Anyhow, Maskhadov's government has no longer any legal value for Russia and therefore Moscow indicted for March 23, 2003 a constitutional referendum and presidential elections in Chechnya, also in order to show that the situation is normalized. But it has been declared as having no value from human rights organizations because it was clear from the outset that these elections were a farce because illegal means have been used and all the candidates have been chosen by the Kremlin and the outcome was already known.

So long however there will be no new regular elections and Maskhadov's government continues to appeal for a nonviolent political solution, he and his ministers remain the only legitimate regular representatives of the Chechen population. M.M.
 


[20] The word "radical" should not suggest some form of "extremism" or "fundamentalism". The TRP is a transnational but originally an Italian political party. The word "radical" is the unfortunate translation of the Italian word "radicale" which is the adjective of "radice" (from the Latin "radix"), which in English means "root". In this context to be a "radicale" means to be someone who tries to find out the "root" of the problems. A political radical is looking for the ultimate cause, i.e. the "root" of a political problem. Exactly the opposite of extremism and fundamentalism.

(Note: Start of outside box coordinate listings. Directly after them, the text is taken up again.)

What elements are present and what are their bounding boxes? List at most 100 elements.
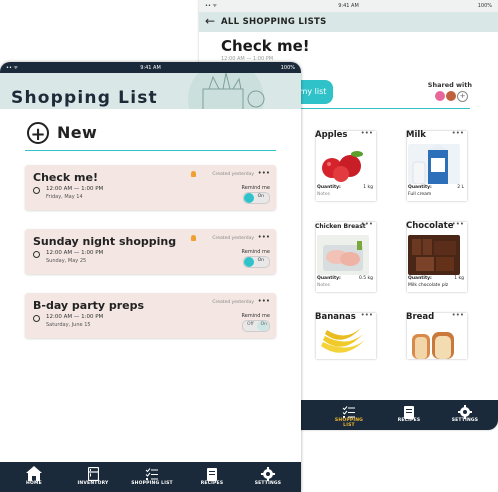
nav-shopping-list[interactable]: SHOPPING LIST xyxy=(329,404,369,428)
remind-label: Remind me xyxy=(241,313,270,319)
list-date: Sunday, May 25 xyxy=(46,258,87,264)
divider xyxy=(299,108,470,109)
list-date: Friday, May 14 xyxy=(46,194,83,200)
more-icon[interactable]: ••• xyxy=(258,169,270,177)
shopping-list-screen: •• ᯤ 9:41 AM 100% Shopping List + New Ch… xyxy=(0,62,301,492)
nav-label: INVENTORY xyxy=(77,481,109,486)
toggle-state: On xyxy=(257,258,264,263)
nav-home[interactable]: HOME xyxy=(12,466,56,486)
grocery-bag-illustration xyxy=(171,73,281,109)
item-card-bread[interactable]: Bread ••• xyxy=(406,311,467,359)
chocolate-image xyxy=(408,235,460,275)
item-card-chocolate[interactable]: Chocolate ••• Quantity: 1 kg Milk chocol… xyxy=(406,220,467,292)
divider xyxy=(25,150,276,151)
item-card-milk[interactable]: Milk ••• Quantity: 2 L Full cream xyxy=(406,129,467,201)
list-date: Saturday, June 15 xyxy=(46,322,91,328)
clock-icon xyxy=(33,251,40,258)
book-icon xyxy=(389,404,429,419)
nav-label: SETTINGS xyxy=(451,418,479,423)
toggle-knob xyxy=(244,257,254,267)
battery-indicator: 100% xyxy=(477,3,492,9)
nav-recipes[interactable]: RECIPES xyxy=(389,404,429,423)
avatar[interactable] xyxy=(435,91,445,101)
nav-inventory[interactable]: INVENTORY xyxy=(71,466,115,486)
quantity-value: 1 kg xyxy=(454,276,464,281)
page-header: Shopping List xyxy=(0,73,301,109)
item-card-chicken-breast[interactable]: Chicken Breast ••• Quantity: 0.5 kg Note… xyxy=(315,220,376,292)
toggle-state-off: Off xyxy=(247,322,254,327)
more-icon[interactable]: ••• xyxy=(452,311,464,319)
bottom-nav: HOME INVENTORY SHOPPING LIST RECIPES SET… xyxy=(0,462,301,492)
more-icon[interactable]: ••• xyxy=(361,220,373,228)
new-label: New xyxy=(57,123,98,142)
gear-icon xyxy=(246,466,290,481)
created-label: Created yesterday xyxy=(212,236,254,241)
list-title: Check me! xyxy=(33,171,98,184)
item-note: Notes xyxy=(317,283,330,288)
list-title: B-day party preps xyxy=(33,299,145,312)
checklist-icon xyxy=(329,404,369,418)
item-name: Bananas xyxy=(315,312,356,322)
home-icon xyxy=(12,466,56,481)
nav-label: HOME xyxy=(26,481,42,486)
remind-toggle[interactable]: On xyxy=(243,192,270,204)
shared-with-label: Shared with xyxy=(427,81,472,89)
chicken-breast-image xyxy=(317,235,369,275)
list-card-check-me[interactable]: Check me! 12:00 AM — 1:00 PM Friday, May… xyxy=(25,165,276,210)
add-user-button[interactable]: + xyxy=(457,91,468,102)
item-name: Chocolate xyxy=(406,221,454,231)
nav-label: SHOPPING LIST xyxy=(334,418,364,428)
list-title: Check me! xyxy=(221,37,310,55)
remind-toggle[interactable]: Off On xyxy=(242,320,270,332)
more-icon[interactable]: ••• xyxy=(361,129,373,137)
status-time: 9:41 AM xyxy=(338,3,359,9)
fridge-icon xyxy=(71,466,115,482)
arrow-left-icon[interactable]: ← xyxy=(205,14,215,28)
book-icon xyxy=(190,466,234,481)
remind-label: Remind me xyxy=(241,249,270,255)
nav-label: RECIPES xyxy=(397,418,421,423)
toggle-state-on: On xyxy=(260,322,267,327)
quantity-value: 1 kg xyxy=(363,185,373,190)
clock-icon xyxy=(33,315,40,322)
checklist-icon xyxy=(130,466,174,481)
status-bar: •• ᯤ 9:41 AM 100% xyxy=(0,62,301,73)
avatar[interactable] xyxy=(446,91,456,101)
quantity-value: 2 L xyxy=(457,185,464,190)
item-name: Apples xyxy=(315,130,348,140)
plus-circle-icon: + xyxy=(27,122,49,145)
item-card-bananas[interactable]: Bananas ••• xyxy=(315,311,376,359)
created-label: Created yesterday xyxy=(212,172,254,177)
more-icon[interactable]: ••• xyxy=(452,129,464,137)
list-card-sunday-night-shopping[interactable]: Sunday night shopping 12:00 AM — 1:00 PM… xyxy=(25,229,276,274)
nav-settings[interactable]: SETTINGS xyxy=(445,404,485,423)
remind-toggle[interactable]: On xyxy=(243,256,270,268)
nav-label: SETTINGS xyxy=(254,481,282,486)
shared-avatars: + xyxy=(434,91,468,102)
toggle-knob xyxy=(244,193,254,203)
more-icon[interactable]: ••• xyxy=(258,233,270,241)
created-label: Created yesterday xyxy=(212,300,254,305)
more-icon[interactable]: ••• xyxy=(258,297,270,305)
nav-recipes[interactable]: RECIPES xyxy=(190,466,234,486)
detail-header: ← ALL SHOPPING LISTS xyxy=(199,12,498,32)
nav-settings[interactable]: SETTINGS xyxy=(246,466,290,486)
more-icon[interactable]: ••• xyxy=(361,311,373,319)
more-icon[interactable]: ••• xyxy=(452,220,464,228)
status-time: 9:41 AM xyxy=(140,65,161,71)
item-name: Chicken Breast xyxy=(315,223,366,230)
bell-icon xyxy=(191,235,196,241)
remind-label: Remind me xyxy=(241,185,270,191)
quantity-label: Quantity: xyxy=(408,185,432,190)
list-card-bday-party-preps[interactable]: B-day party preps 12:00 AM — 1:00 PM Sat… xyxy=(25,293,276,338)
item-note: Notes xyxy=(317,192,330,197)
nav-shopping-list[interactable]: SHOPPING LIST xyxy=(130,466,174,486)
item-name: Bread xyxy=(406,312,435,322)
status-bar: •• ᯤ 9:41 AM 100% xyxy=(199,0,498,12)
quantity-value: 0.5 kg xyxy=(358,276,373,281)
bread-image xyxy=(408,326,460,359)
quantity-label: Quantity: xyxy=(408,276,432,281)
item-card-apples[interactable]: Apples ••• Quantity: 1 kg Notes xyxy=(315,129,376,201)
page-title: Shopping List xyxy=(11,88,158,108)
nav-label: RECIPES xyxy=(200,481,224,486)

[21] Our main, even if not exclusive, source of information are the press releases, articles and news reaching the Yahoo group Chechnya list, moderated by Norbert Strade. Another source are the Transnational Radical Party (TRP) [20] press releases. (These are only some of the many possible examples one can find and are, in any case, not intended to promote a particular political party or movement. However, fact is that Olivier Dupuis, a member of the European Parliament, and other members of the TRP are actively investigating on the EU's political attitude towards Russia, making particularly revealing discoveries).